For as long as I can remember, I have been responding to the name Benjamin. A lot of people say that my mother loved her Bible lessons more than she did her own culture. So, inasmuch as I was born at midday instead of according me the name Ochieng’ she instead named me Benjamin and added in my father’s last name Ooko so people could know who I belonged to.
This seemed to please Reverend Father Augustus but never my father or his people and sometimes when I think back to everything that I have experienced, it seems that lighting started striking me the moment she gave me that name.
My Father, Ooko, what of him? Well, on the day I got tired of staying enclosed in my mother’s stomach, he was deep inside Nya Lela, his new wife who reminded the thing between his legs of how stiff it still could be. I remember all the men singing praises of Nya Lela as the only woman whose breasts remained firm even after bringing forth four children with my father, one after the other, you would think it was like eating and dispelling ground nuts.
As word would have it, my father saw me when I started making use of my feet.

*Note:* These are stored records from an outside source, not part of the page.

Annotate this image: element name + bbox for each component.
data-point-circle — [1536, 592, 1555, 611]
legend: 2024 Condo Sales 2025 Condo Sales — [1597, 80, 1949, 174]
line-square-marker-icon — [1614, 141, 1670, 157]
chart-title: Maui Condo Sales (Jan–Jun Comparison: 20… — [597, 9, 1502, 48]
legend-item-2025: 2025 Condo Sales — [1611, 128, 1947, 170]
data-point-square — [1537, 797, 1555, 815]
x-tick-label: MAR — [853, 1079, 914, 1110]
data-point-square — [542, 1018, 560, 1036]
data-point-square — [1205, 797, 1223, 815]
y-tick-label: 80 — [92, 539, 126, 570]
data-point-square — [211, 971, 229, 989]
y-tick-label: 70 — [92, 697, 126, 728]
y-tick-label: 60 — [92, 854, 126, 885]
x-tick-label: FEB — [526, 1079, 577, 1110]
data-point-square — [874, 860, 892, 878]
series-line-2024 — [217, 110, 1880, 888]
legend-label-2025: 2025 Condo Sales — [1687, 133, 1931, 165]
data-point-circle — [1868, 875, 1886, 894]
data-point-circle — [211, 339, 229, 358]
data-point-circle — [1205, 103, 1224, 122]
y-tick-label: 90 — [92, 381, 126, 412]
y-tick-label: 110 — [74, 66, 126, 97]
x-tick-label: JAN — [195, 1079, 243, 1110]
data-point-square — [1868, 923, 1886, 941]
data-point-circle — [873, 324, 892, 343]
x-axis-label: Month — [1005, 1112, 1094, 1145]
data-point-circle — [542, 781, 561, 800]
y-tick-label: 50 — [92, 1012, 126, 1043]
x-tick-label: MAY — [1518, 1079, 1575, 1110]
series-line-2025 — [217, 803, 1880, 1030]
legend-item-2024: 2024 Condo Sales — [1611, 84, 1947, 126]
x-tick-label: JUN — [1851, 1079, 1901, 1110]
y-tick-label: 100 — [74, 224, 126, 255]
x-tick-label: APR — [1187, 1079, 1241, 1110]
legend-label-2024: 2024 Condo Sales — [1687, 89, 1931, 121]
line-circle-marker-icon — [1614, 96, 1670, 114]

There are things that to this date do not seem like truth but if you’d have been born in that home, under the rule of Senior Chief Ooko, then you too would believe me.
When my mother told me about this, I laughed, sometimes when she would want to cry about the way he ignored her, she would go into her kitchen and carelessly adjust the logs that she fed the fire.
I tucked away any question I had for her with every tear she shed. Sometimes she would say that the worst thing that happened on this earth was how easy it was to cage women, to bind their throats, hands and legs so much so that everything from their head to their feet being at the mercy of men.
She would say these things when we walked to the lake to wash clothes every Saturday. What I could not fathom was how this woman could be so sad yet she would smile at every greeting, give to others the very thing she lacked.
The only regret I have is that I never saw her one last time and over the years I convinced myself that she set me free because she couldn’t flee.